31 March 2019

Answering Back in David Chariandy's I've Been Meaning to Tell You (Video)


This video was made as an addendum to my four lectures on David Chariandy's I've Been Meaning to Tell You (2018), for my first-year undergraduate course at UBC on approaches to non-fiction, "Displaced Persons." I discuss key themes in the book, and offer an array of descriptive registers of race, particular around the figuration of blackness. The course website is here: http://faculty.arts.ubc.ca/kmcneill/111_2019.htm


12 March 2019

Sleeve Notes for Other Worlds, by Maggie Nicols and Peter Urpeth

Here are the sleeve notes I was invited to write for Other Worlds, a duet recording by pianist Peter Urpeth and vocalist Maggie Nicols, issued on compact disc in 2017 on the FMR label, although from the look of the website it appears to be out of print—copies are still available from Squidco and other distributors, I think. The music deserves wider circulation, and it was an honour to write this brief piece.


Other Worlds

These duo improvisations were originally made for the development of the soundtrack for Seán Martin and Louise Milne’s 2011 documentary, A Boat Retold. A few short sequences made the final cut. Fortunately, we can hear on this album something close to its initial and fully realized form: a pair of aqueous, intimate and mesmerizing extemporaneous suites. Maggie Nicols, I’m told, came to the title—or the title came to her—after re-listening to the recordings. The music she and Peter Urpeth share combines the exploratory and the attentive, shifting between moments of assertion and accommodation, of provocation and conversation, of sounding out and listening in. The phrase Other Worlds suggests not only a combination of allure and unknowing, of the worldly and the strange, but also a search by the duo for its own nascent, unfolding narrative, sound-tracking their mutual reach toward each other’s sound-worlds and outward, together: an opening up to the textures and audible flows of the living worlds around them. There are moments, at the beginning of the second piece, when the vocalist veers on her own into what seems like a kind of ur-Gaelic patter, syllables contingently and playfully feeling their way into what might be meaning, but never quite arriving, never quite coming to ground.
At least that’s what I hear, since I don’t speak Gaelic. She offers us something just the other side of words, distilling a ludic alterity that’s sonically palpable in the edgy grain and in the throat-singing overtones that come and go along her sometimes fierce, sometimes yielding melodic fractals. The piano functions as resonant accompaniment, drawing out and layering harmonics, supporting and deepening their exchange. But as each improvisation unfolds Urpeth quickly becomes co-creative collaborator; piano and voice variously merge and diverge, unknitting temporary concord into contrapuntal banter, then stitching threads and coaxing excursuses into newly discovered intersections and emergent, evanescent alignments. What I pick up on, as I listen, is the pianist’s decisive, responsive and protean touch, the haptic give-and-take of a genuine reciprocity—the point being, I think, to attend on their itinerant and vitally otherwise communion, a collision of quickened but separate attentions, and to follow where they go.
The sound of this particular recording is capacious, yet close. I overhear their shared and mutually shaped space, as notes seem to bounce and scatter along the walls of The Vortex on an empty afternoon. I find myself proximately immersed in their interchange, amid stream, virtually part of it. The music of Peter Urpeth and Maggie Nicols remains warmly open and consistently welcoming: an invitation. The poignant release that the closing minutes of the second piece enacts, as they let go of each other and as their lines come apart and dissolve into ambient sound—the voices of children playing outside the club, an outer world that has been present throughout the recording—offers a deeply moving enactment of what their music accomplishes, here: a lyricism of possibility, an open-hearted grace.





05 March 2019

Song for Song For (Elegy for Joseph Jarman, 1937-2019)

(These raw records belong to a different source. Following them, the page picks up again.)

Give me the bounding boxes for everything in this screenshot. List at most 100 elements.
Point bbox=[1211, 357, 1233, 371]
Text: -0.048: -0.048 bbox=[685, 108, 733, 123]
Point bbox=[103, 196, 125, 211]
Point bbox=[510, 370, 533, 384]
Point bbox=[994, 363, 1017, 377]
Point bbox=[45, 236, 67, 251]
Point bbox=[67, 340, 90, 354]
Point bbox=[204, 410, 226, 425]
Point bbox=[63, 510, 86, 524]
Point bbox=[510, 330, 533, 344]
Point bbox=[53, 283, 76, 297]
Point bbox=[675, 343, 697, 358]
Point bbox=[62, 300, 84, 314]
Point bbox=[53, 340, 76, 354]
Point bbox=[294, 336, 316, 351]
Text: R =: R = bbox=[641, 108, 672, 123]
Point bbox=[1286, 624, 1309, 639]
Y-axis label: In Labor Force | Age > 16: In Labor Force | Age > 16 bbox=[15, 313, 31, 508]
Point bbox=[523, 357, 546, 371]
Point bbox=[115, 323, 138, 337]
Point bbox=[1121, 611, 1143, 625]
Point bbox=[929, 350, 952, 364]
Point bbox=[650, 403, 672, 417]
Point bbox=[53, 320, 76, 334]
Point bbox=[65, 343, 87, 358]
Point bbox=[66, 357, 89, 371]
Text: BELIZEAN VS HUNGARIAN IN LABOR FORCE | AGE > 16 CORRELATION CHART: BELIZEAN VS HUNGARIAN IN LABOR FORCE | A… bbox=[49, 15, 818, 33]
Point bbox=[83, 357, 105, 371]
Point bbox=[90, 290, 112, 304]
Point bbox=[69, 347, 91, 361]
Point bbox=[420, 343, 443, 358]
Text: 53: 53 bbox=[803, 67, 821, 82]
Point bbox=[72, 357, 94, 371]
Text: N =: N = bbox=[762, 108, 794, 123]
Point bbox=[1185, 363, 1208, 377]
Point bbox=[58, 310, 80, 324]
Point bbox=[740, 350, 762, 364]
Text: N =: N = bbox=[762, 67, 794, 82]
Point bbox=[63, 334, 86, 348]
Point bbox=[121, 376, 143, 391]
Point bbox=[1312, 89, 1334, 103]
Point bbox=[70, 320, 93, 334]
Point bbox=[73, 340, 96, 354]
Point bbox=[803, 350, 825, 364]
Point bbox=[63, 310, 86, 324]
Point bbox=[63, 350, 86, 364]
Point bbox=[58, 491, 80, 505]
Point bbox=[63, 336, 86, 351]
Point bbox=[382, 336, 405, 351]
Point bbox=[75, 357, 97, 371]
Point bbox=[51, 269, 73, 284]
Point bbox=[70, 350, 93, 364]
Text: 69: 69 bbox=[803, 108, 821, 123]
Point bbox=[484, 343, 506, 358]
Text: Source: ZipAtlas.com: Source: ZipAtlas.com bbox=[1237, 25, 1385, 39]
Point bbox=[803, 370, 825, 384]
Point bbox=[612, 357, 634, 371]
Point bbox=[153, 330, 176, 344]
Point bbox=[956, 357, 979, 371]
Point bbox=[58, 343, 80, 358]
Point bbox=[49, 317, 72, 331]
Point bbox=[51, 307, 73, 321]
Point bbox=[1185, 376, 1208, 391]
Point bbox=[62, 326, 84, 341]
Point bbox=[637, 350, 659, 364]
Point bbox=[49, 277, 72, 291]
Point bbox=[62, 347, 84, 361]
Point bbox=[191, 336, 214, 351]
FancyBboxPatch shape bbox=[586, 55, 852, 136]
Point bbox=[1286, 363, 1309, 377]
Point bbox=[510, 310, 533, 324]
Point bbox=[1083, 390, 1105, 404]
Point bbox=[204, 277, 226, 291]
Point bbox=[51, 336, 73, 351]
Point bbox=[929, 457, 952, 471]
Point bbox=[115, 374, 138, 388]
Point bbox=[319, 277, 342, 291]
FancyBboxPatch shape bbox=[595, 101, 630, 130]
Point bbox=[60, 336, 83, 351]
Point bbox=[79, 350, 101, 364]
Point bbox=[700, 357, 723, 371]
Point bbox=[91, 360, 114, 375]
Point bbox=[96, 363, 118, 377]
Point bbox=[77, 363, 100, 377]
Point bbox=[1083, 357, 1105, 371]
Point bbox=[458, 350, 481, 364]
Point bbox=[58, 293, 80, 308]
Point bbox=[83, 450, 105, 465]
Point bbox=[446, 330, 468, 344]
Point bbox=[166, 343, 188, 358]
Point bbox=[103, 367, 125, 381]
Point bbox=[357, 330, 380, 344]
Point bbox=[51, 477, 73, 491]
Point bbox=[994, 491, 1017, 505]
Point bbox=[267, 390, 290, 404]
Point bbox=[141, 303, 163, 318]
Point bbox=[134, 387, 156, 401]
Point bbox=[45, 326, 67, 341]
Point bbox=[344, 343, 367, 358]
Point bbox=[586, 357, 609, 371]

I'm a good few weeks late with this, which was written soon after Joseph Jarman's passing in early January.  I haven't been keeping up with the blogging for at least a year now; things should change soon. In any case, this is for Joseph Jarman out of deep respect for what I believe his music and his poetry have taught me. And how his work has taught me more about how to listen.


Song for Song For
(Joseph Jarman, 1937-2019)

whoever heard about a better way to dance, then did;
whoever sensed life soon enough gets over with itself;
whoever got called to call out hardline America;
whoever learned to ghost-finger an alto’s sacred glyph,

a baritone’s raw mark-up language, a tenor’s thick throat;
whoever showed righteous moxy in situations when
righteous moxy was not exactly needed; whoever 
testified to the unkempt scurf of little instruments;

whoever understood the fraught, feral imperatives
of compassion; whomever good gumption never let go;
whoever decided on fiercely striated face paint
most gigs, most nights; whoever chased “uncharted microtones”;

whoever caught nothing shy of the heft of complete light; 
whoever said, “I seek new sounds / because new sounds / seek 
                                                                                                     me.”